What committees will Robert Azelby serve on at Tango Therapeutics (TNGX)?

Robert Azelby will serve on Tango Therapeutics’ Compensation Committee and Nominating and Corporate Governance Committee. These roles give him direct involvement in executive pay decisions and board composition as the company advances its precision oncology pipeline, including vopimetostat.

Why does Tango Therapeutics highlight vopimetostat in announcing Robert Azelby’s appointment?

Tango highlights vopimetostat because it is an investigational PRMT5 inhibitor with first- and best-in-class potential in MTAP-deleted cancers. The company notes Azelby’s commercialization and oncology experience as it advances vopimetostat toward potential late-stage development, including for pancreatic cancer patients.

What industry experience does new Tango Therapeutics (TNGX) director Robert Azelby bring?

Robert Azelby brings over 30 years of biopharmaceutical leadership, including CEO roles at Eliem Therapeutics and Alder BioPharmaceuticals and senior commercial roles at Juno Therapeutics and Amgen. At Amgen, he oversaw the commercial performance of a $6 billion oncology portfolio as Vice President and General Manager of Oncology.

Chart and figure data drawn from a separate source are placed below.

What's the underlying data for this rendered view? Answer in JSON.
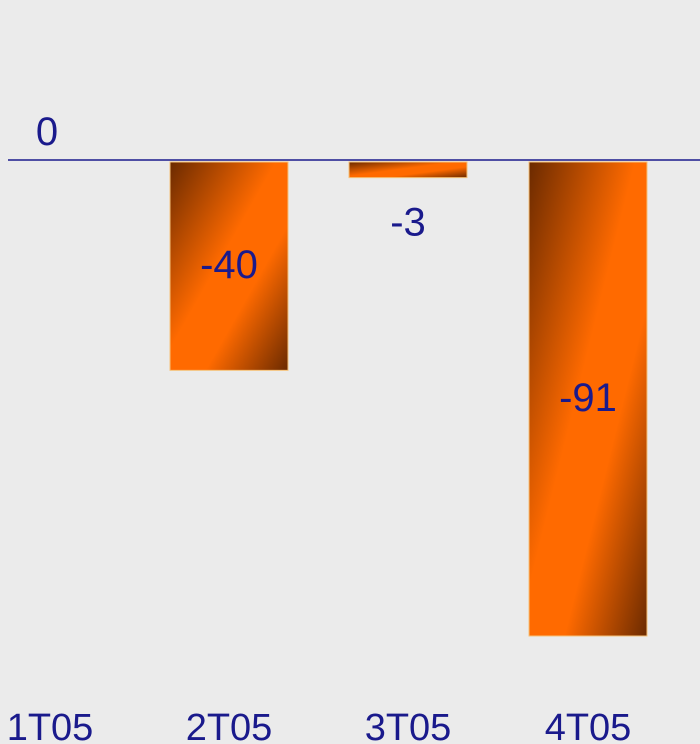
{
  "chart_data": {
    "type": "bar",
    "categories": [
      "1T05",
      "2T05",
      "3T05",
      "4T05"
    ],
    "values": [
      0,
      -40,
      -3,
      -91
    ],
    "data_labels": [
      "0",
      "-40",
      "-3",
      "-91"
    ],
    "ylim": [
      -91,
      0
    ],
    "grid": false,
    "legend": "none"
  },
  "colors": {
    "background": "#ebebeb",
    "axis": "#1a1a8c",
    "label_text": "#1a1a8c",
    "category_text": "#1a1a8c",
    "bar_light": "#ff6a00",
    "bar_dark": "#6b2a00"
  }
}
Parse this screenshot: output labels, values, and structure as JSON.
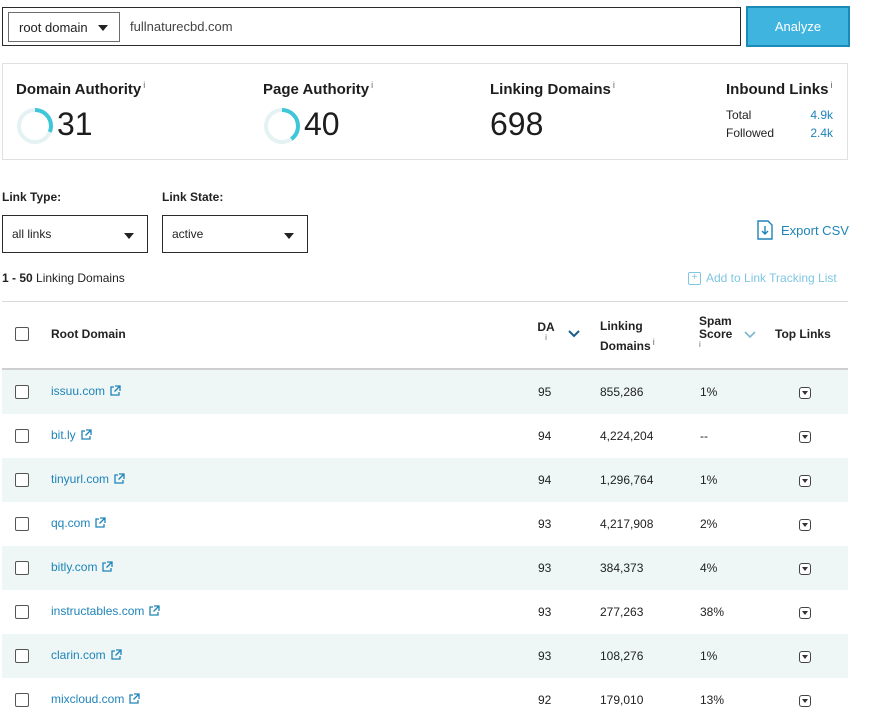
{
  "search": {
    "scope": "root domain",
    "query": "fullnaturecbd.com",
    "analyze_label": "Analyze"
  },
  "metrics": {
    "domain_authority": {
      "label": "Domain Authority",
      "info": "i",
      "value": "31",
      "fraction": 0.31
    },
    "page_authority": {
      "label": "Page Authority",
      "info": "i",
      "value": "40",
      "fraction": 0.4
    },
    "linking_domains": {
      "label": "Linking Domains",
      "info": "i",
      "value": "698"
    },
    "inbound_links": {
      "label": "Inbound Links",
      "info": "i",
      "rows": [
        {
          "label": "Total",
          "value": "4.9k"
        },
        {
          "label": "Followed",
          "value": "2.4k"
        }
      ]
    }
  },
  "filters": {
    "link_type": {
      "label": "Link Type:",
      "value": "all links"
    },
    "link_state": {
      "label": "Link State:",
      "value": "active"
    }
  },
  "export_label": "Export CSV",
  "results": {
    "range": "1 - 50",
    "label": "Linking Domains"
  },
  "tracking_label": "Add to Link Tracking List",
  "table": {
    "headers": {
      "root_domain": "Root Domain",
      "da": "DA",
      "linking_line1": "Linking",
      "linking_line2": "Domains",
      "spam_line1": "Spam",
      "spam_line2": "Score",
      "top_links": "Top Links",
      "info": "i"
    },
    "rows": [
      {
        "domain": "issuu.com",
        "da": "95",
        "linking": "855,286",
        "spam": "1%"
      },
      {
        "domain": "bit.ly",
        "da": "94",
        "linking": "4,224,204",
        "spam": "--"
      },
      {
        "domain": "tinyurl.com",
        "da": "94",
        "linking": "1,296,764",
        "spam": "1%"
      },
      {
        "domain": "qq.com",
        "da": "93",
        "linking": "4,217,908",
        "spam": "2%"
      },
      {
        "domain": "bitly.com",
        "da": "93",
        "linking": "384,373",
        "spam": "4%"
      },
      {
        "domain": "instructables.com",
        "da": "93",
        "linking": "277,263",
        "spam": "38%"
      },
      {
        "domain": "clarin.com",
        "da": "93",
        "linking": "108,276",
        "spam": "1%"
      },
      {
        "domain": "mixcloud.com",
        "da": "92",
        "linking": "179,010",
        "spam": "13%"
      }
    ]
  },
  "colors": {
    "accent": "#3fb4de",
    "link": "#1f84b8",
    "ring": "#3fc6d8",
    "row_alt": "#eef6f6"
  }
}
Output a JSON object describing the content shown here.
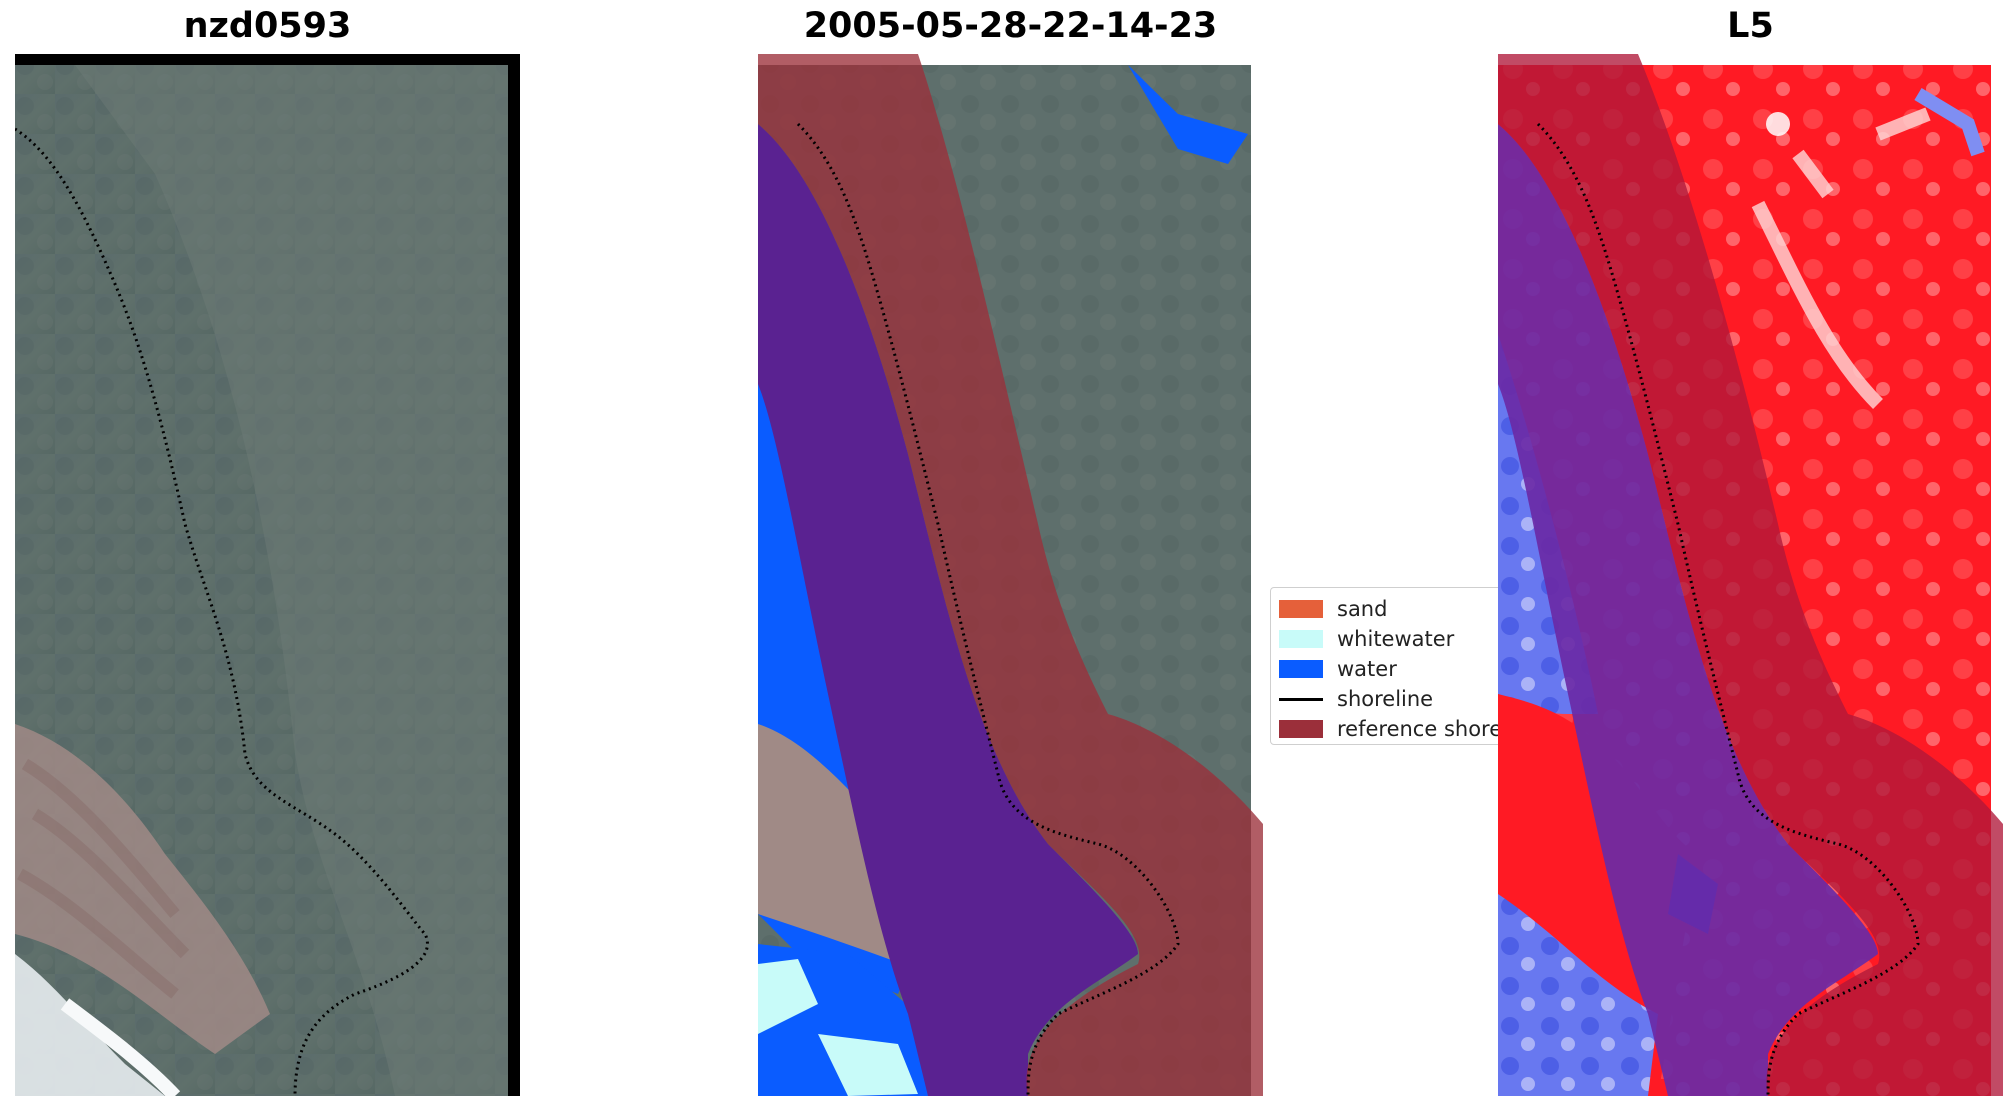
{
  "panels": [
    {
      "title": "nzd0593"
    },
    {
      "title": "2005-05-28-22-14-23"
    },
    {
      "title": "L5"
    }
  ],
  "legend": {
    "items": [
      {
        "label": "sand",
        "color": "#e5603a"
      },
      {
        "label": "whitewater",
        "color": "#c8fbf9"
      },
      {
        "label": "water",
        "color": "#0a5cff"
      },
      {
        "label": "shoreline",
        "color": "#000000"
      },
      {
        "label": "reference shore",
        "color": "#9b2f3a"
      }
    ]
  },
  "colors": {
    "imagery_base": "#5e6f6e",
    "reference_shoreline_band": "#9b2f3a",
    "index_positive": "#ff1a24",
    "index_negative": "#3a4fe0"
  }
}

What is Tango Therapeutics’ focus and how does vopimetostat fit its strategy?

Tango Therapeutics is a clinical-stage biotechnology company developing precision cancer medicines using synthetic lethality. Vopimetostat, an oral PRMT5 inhibitor targeting MTAP-deleted tumors, is a key program being evaluated as both monotherapy and combination therapy in multiple cancer indications, including pancreatic and lung cancers.